GUADALAJARA, Mexico — Colombia’s Fidelio Films has had a week to remember at this year’s Guadalajara Intl. Film Festival (FICG) as its full slate of TV and film projects has impressed in a number of sections.
The company’s feature film “The Life and Death of Espíritu Perdomo” won the “El Taller” post-production prize and the Cinema226 development, co-production, production and promotion prizes at the Co-production Meeting for feature films, its series “Tenebris” is pitching at the first-ever FICG TV Pitchbox, and its shopping the first season of another series, “Tiburon Island,” which won the Mexican Film Institute (Imcine) development grant for television series last year and received a TV Pitchbox special mention.

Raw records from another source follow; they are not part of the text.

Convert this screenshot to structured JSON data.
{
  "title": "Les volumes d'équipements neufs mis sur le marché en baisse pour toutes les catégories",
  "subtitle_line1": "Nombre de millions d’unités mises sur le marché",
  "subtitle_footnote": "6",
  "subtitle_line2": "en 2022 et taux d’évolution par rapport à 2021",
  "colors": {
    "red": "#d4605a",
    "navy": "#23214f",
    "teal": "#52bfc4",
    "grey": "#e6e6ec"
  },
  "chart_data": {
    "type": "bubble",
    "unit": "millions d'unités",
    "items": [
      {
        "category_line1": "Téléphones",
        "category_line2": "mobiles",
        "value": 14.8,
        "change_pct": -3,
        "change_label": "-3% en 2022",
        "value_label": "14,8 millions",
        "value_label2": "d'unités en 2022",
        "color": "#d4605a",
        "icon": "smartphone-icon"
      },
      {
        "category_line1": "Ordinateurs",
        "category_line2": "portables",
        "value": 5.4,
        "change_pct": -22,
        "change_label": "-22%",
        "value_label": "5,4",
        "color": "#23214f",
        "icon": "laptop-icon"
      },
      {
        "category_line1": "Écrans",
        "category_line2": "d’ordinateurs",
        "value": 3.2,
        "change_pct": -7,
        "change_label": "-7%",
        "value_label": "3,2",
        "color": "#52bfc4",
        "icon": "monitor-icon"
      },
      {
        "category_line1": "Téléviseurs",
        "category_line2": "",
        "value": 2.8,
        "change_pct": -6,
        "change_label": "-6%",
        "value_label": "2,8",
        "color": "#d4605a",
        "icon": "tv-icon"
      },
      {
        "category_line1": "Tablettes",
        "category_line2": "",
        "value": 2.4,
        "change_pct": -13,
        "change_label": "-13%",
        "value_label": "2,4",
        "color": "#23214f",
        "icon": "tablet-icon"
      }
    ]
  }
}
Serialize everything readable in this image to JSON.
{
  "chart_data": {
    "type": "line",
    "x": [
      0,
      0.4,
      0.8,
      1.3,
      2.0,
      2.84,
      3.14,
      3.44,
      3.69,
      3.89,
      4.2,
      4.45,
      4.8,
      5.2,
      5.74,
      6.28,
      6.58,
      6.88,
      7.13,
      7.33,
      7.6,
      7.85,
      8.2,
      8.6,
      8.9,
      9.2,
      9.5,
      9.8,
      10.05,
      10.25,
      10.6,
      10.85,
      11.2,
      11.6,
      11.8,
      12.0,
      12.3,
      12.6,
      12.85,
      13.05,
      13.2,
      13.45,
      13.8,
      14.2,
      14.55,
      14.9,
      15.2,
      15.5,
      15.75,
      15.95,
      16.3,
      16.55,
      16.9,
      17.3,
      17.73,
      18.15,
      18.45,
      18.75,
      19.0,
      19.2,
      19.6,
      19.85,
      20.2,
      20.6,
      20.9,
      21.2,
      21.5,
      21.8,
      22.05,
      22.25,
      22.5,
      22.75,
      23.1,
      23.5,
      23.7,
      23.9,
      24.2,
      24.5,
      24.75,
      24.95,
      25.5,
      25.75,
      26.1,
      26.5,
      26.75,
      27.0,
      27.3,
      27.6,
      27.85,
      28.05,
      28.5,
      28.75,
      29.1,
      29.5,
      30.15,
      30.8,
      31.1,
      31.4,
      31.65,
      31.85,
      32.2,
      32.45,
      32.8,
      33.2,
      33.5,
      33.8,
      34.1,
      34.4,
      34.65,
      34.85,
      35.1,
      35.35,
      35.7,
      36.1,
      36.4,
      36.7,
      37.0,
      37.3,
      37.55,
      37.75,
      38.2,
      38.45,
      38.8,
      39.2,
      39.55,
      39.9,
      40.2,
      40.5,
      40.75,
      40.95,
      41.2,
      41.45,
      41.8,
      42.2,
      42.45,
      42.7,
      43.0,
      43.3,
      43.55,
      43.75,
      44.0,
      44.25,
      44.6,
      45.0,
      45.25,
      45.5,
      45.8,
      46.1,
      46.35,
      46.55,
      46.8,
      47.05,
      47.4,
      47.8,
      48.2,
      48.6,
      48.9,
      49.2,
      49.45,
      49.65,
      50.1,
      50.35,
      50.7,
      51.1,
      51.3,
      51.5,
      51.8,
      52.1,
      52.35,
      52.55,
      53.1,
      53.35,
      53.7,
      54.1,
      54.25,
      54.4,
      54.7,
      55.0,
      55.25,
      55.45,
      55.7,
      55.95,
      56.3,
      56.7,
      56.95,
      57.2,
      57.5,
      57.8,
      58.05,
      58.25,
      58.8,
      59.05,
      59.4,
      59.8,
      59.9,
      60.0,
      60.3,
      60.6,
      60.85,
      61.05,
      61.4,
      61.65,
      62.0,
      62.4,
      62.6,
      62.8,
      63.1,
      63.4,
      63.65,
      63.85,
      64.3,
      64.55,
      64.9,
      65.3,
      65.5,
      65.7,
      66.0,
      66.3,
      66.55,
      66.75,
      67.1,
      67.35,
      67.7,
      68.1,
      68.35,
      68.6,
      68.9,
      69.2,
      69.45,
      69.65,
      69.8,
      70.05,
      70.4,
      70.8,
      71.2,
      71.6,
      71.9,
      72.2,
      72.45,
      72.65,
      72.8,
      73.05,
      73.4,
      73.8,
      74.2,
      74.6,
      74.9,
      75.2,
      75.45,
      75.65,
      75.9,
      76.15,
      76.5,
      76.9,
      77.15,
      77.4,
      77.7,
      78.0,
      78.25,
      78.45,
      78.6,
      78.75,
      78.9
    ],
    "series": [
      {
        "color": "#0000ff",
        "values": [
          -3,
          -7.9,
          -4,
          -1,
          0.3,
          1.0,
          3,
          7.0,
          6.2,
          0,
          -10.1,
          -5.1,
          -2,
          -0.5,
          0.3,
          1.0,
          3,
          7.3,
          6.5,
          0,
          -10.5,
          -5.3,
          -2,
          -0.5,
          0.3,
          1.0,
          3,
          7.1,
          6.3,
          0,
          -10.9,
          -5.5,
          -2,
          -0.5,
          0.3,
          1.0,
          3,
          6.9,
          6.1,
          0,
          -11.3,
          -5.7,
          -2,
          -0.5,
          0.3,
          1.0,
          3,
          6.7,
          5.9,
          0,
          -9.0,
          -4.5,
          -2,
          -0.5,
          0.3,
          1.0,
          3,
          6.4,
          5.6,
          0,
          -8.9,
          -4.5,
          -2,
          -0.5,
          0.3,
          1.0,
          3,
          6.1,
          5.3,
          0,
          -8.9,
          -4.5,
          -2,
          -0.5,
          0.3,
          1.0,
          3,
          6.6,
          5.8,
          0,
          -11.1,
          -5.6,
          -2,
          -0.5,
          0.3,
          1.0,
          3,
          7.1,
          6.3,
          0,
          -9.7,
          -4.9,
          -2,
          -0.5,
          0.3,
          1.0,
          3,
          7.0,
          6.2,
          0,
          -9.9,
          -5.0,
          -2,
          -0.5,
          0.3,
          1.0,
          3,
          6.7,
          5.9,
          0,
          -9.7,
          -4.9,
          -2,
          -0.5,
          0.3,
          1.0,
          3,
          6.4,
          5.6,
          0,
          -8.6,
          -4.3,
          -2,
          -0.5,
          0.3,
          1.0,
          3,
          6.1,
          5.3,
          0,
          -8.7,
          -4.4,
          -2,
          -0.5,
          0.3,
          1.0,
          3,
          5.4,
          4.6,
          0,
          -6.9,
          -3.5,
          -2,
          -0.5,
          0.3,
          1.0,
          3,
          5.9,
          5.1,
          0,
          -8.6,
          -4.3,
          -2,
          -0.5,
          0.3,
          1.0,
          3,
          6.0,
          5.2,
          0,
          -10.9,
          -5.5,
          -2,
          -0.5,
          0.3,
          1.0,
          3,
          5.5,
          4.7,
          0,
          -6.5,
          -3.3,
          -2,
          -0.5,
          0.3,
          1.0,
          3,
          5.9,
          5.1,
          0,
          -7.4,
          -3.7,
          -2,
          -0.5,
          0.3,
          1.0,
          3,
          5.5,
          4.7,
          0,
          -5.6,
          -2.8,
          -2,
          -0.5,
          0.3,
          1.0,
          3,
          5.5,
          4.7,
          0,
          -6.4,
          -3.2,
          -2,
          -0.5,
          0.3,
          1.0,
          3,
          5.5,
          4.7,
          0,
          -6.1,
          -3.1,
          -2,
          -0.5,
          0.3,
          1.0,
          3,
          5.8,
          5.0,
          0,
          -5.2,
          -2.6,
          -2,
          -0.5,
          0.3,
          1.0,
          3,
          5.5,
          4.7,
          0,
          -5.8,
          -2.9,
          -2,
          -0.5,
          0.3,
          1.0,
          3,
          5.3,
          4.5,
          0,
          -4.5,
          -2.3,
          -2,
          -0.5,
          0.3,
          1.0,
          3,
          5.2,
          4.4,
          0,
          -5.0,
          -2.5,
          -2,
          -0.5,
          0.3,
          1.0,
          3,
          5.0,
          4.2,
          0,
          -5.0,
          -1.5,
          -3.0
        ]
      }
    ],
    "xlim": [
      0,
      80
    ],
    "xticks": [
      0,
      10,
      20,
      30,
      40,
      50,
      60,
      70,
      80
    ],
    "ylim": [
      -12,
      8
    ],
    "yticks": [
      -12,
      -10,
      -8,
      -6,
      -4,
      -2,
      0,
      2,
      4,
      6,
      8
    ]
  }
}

“Tenebris” was created by David Figueroa García and Mauricio Leiva Cock, and is produced by Mauro Mueller and Juan Diego Villegas from Fidelio Films. The show’s eight hour-long episodes will be directed by Ed Sánchez.
Figueroa García recently lead-wrote an as-yet unannounced series in Mexico, and Leiva Cock was the head writer on “Frontera Verde from Ciro Guerra (“Birds of Passage”). Both have written episodes for “Tijuana” (Story House/Netflix) and “Falco” (Dynamo/Amazon Prime). Leiva Cock was also recently nominated, along with Cristian Conti, Javier Gullón and Javier Fuentes-León, for best telenovela or TV series script at the Premios India Catalina de la Industria Audiovisual for his work on the Dynamo series “WildDistrict.”
In the series, Gabriel Hoffman, a washed-up paranormal TV show host and medium, receives a request from Maria, a woman convinced her daughter is possessed. Gabriel arrives just as things slip completely into chaos, and the girls of the town begin falling ill. After a haunting dream of his own, Gabriel realizes that dark forces are at work, and is rotting the girls from the inside out.
While horror films have long found success at the box office, they’ve not always fares so well on TV. But producer Mauro Mueller is confident that will change.
“Horror stories are part of Latin America’s folklore. Superstition and magical thinking still permeates our daily life. Therefore, we believe it is inevitable that series begin to delve into the genre,” he told Variety, ahead of the pitch.
And, although it’s early days, the team has long-term plans for the series.
“The first season serves as a springboard for Gabriel, our protagonist, to regain the confidence in his own abilities,” Mueller explained. “Going forward, each season will explore different paranormal cases that put Gabriel and Clara at odds with their beliefs and drive them deeper into darkness.”
In “Tiburon Island,” Nadia, a half-Comcaac half-American woman, sets out on a journey to return to Tiburon Island, the native territory of the Comcaac nation where she was born. There she will attempt to unravel the mystery surrounding her mother’s homicide, all the while conflicting with a tribe that no longer accepts her.
The series is an original idea from Claudia González-Rubio, co-created and developed with Mueller.
“We believe [the series] is very timely in Mexico considering it is set in an indigenous community and features an indigenous protagonist. We intend for the show to create a mexafuturismo (or the indigenous futurism of Latin America), finding new narratives in which these characters that we previously saw as oppressed victims today break stereotypes,” said Mueller of the show.
“The Life and Death of Espíritu Perdomo” is director Mauricio Leiva Cock’s sophomore feature following “The Night of the Beast” – about two heavy metal kids who have tickets to the first ever Iron Maiden in Bogota, which is currently in post-production at Fidelio.
In the film, a homeless gravedigger creates a joyful society inside the cemetery where he works as a means of escaping the war-ravaged world outside the graveyard walls.